Staying Legal and Safe in Tonga. Acclaimed photographer Tony Wu writes to Undercurrent from Tonga, saying many of the whale watching boats are unlicensed, and therefore, illegal. Authorities have issued a list of the legal whale-watching operations (although this list is not publicly available), believing that safety standards are not being observed and tourists are being duped. Some international photographers are promoting trips on unlicensed boats. Ask the question before you book.

Eat 'em to Beat 'em. The world's oceans are becoming infested with jellyfish, thanks to their natural predators being devastated by industrialized fishing. A long-time staple of Asian cooking, they've been scarce in Western cuisine. However, Professor Silvio Greco, Italy's most prominent marine biologist, has demonstrated how to boil them to remove the toxic sting and cook them in a tempura batter and has taken his campaign to turn them into acclaimed cuisine to the Slow Fish Festival in Genoa, Italy. Just as with lionfish, if you can't defeat them, eat them.

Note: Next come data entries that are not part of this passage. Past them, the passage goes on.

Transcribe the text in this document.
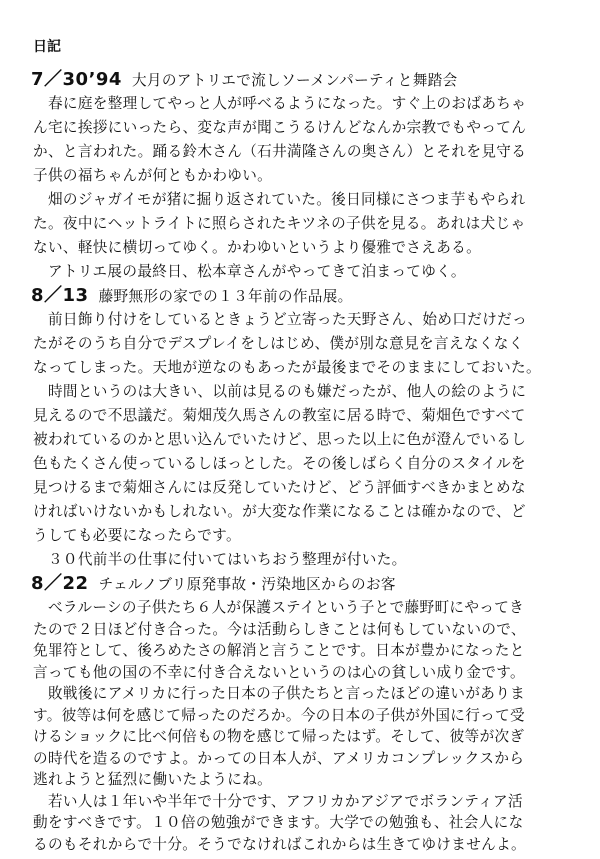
日記
7／30’94 大月のアトリエで流しソーメンパーティと舞踏会
　春に庭を整理してやっと人が呼べるようになった。すぐ上のおばあちゃ
ん宅に挨拶にいったら、変な声が聞こうるけんどなんか宗教でもやってん
か、と言われた。踊る鈴木さん（石井満隆さんの奥さん）とそれを見守る
子供の福ちゃんが何ともかわゆい。
　畑のジャガイモが猪に掘り返されていた。後日同様にさつま芋もやられ
た。夜中にヘットライトに照らされたキツネの子供を見る。あれは犬じゃ
ない、軽快に横切ってゆく。かわゆいというより優雅でさえある。
　アトリエ展の最終日、松本章さんがやってきて泊まってゆく。
8／13 藤野無形の家での１３年前の作品展。
　前日飾り付けをしているときょうど立寄った天野さん、始め口だけだっ
たがそのうち自分でデスプレイをしはじめ、僕が別な意見を言えなくなく
なってしまった。天地が逆なのもあったが最後までそのままにしておいた。
　時間というのは大きい、以前は見るのも嫌だったが、他人の絵のように
見えるので不思議だ。菊畑茂久馬さんの教室に居る時で、菊畑色ですべて
被われているのかと思い込んでいたけど、思った以上に色が澄んでいるし
色もたくさん使っているしほっとした。その後しばらく自分のスタイルを
見つけるまで菊畑さんには反発していたけど、どう評価すべきかまとめな
ければいけないかもしれない。が大変な作業になることは確かなので、ど
うしても必要になったらです。
　３０代前半の仕事に付いてはいちおう整理が付いた。
8／22 チェルノブリ原発事故・汚染地区からのお客
　べラルーシの子供たち６人が保護ステイという子とで藤野町にやってき
たので２日ほど付き合った。今は活動らしきことは何もしていないので、
免罪符として、後ろめたさの解消と言うことです。日本が豊かになったと
言っても他の国の不幸に付き合えないというのは心の貧しい成り金です。
　敗戦後にアメリカに行った日本の子供たちと言ったほどの違いがありま
す。彼等は何を感じて帰ったのだろか。今の日本の子供が外国に行って受
けるショックに比べ何倍もの物を感じて帰ったはず。そして、彼等が次ぎ
の時代を造るのですよ。かっての日本人が、アメリカコンプレックスから
逃れようと猛烈に働いたようにね。
　若い人は１年いや半年で十分です、アフリカかアジアでボランティア活
動をすべきです。１０倍の勉強ができます。大学での勉強も、社会人にな
るのもそれからで十分。そうでなければこれからは生きてゆけませんよ。
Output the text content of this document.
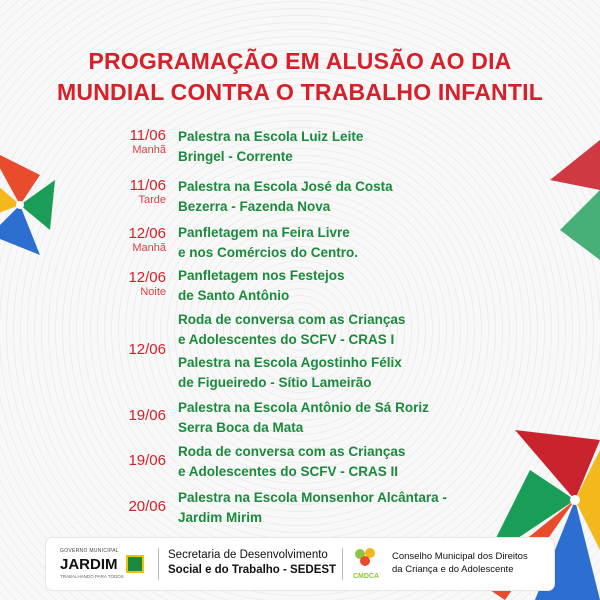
PROGRAMAÇÃO EM ALUSÃO AO DIA
MUNDIAL CONTRA O TRABALHO INFANTIL
11/06
Manhã
Palestra na Escola Luiz Leite
Bringel - Corrente
11/06
Tarde
Palestra na Escola José da Costa
Bezerra - Fazenda Nova
12/06
Manhã
Panfletagem na Feira Livre
e nos Comércios do Centro.
12/06
Noite
Panfletagem nos Festejos
de Santo Antônio
12/06
Roda de conversa com as Crianças
e Adolescentes do SCFV - CRAS I
Palestra na Escola Agostinho Félix
de Figueiredo - Sítio Lameirão
19/06 Palestra na Escola Antônio de Sá Roriz
Serra Boca da Mata
19/06
Roda de conversa com as Crianças
e Adolescentes do SCFV - CRAS II
20/06
Palestra na Escola Monsenhor Alcântara -
Jardim Mirim
GOVERNO MUNICIPAL
JARDIM
TRABALHANDO PARA TODOS
Secretaria de Desenvolvimento
Social e do Trabalho - SEDEST
CMDCA
Conselho Municipal dos Direitos
da Criança e do Adolescente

Gulf of Mexico Dead Zone is 9000 square miles and growing. It runs from the mouth of the Mississippi river far into the Gulf and is primarily caused by fertilizer and sewage runoff from farmlands along the river. Algae blooms and bacteria suck all the oxygen out of the water, and no animal can survive. Unusually heavy rains in the Midwest have caused serious problems for Louisiana fishermen, who are said to catch nearly half the nation's seafood. Hurricane Harvey will add to the problem. Expect the price of shrimp to rise.

Galapagos Postscript. All 18 crewmembers of the Fu Yuan Yu Leng 999 have been jailed for its illegal cargo of 6,000 sharks fished in the Galapagos National Park. The Chinese fishermen will serve between one and four years behind bars and ordered to pay approximately US$6 million in fines.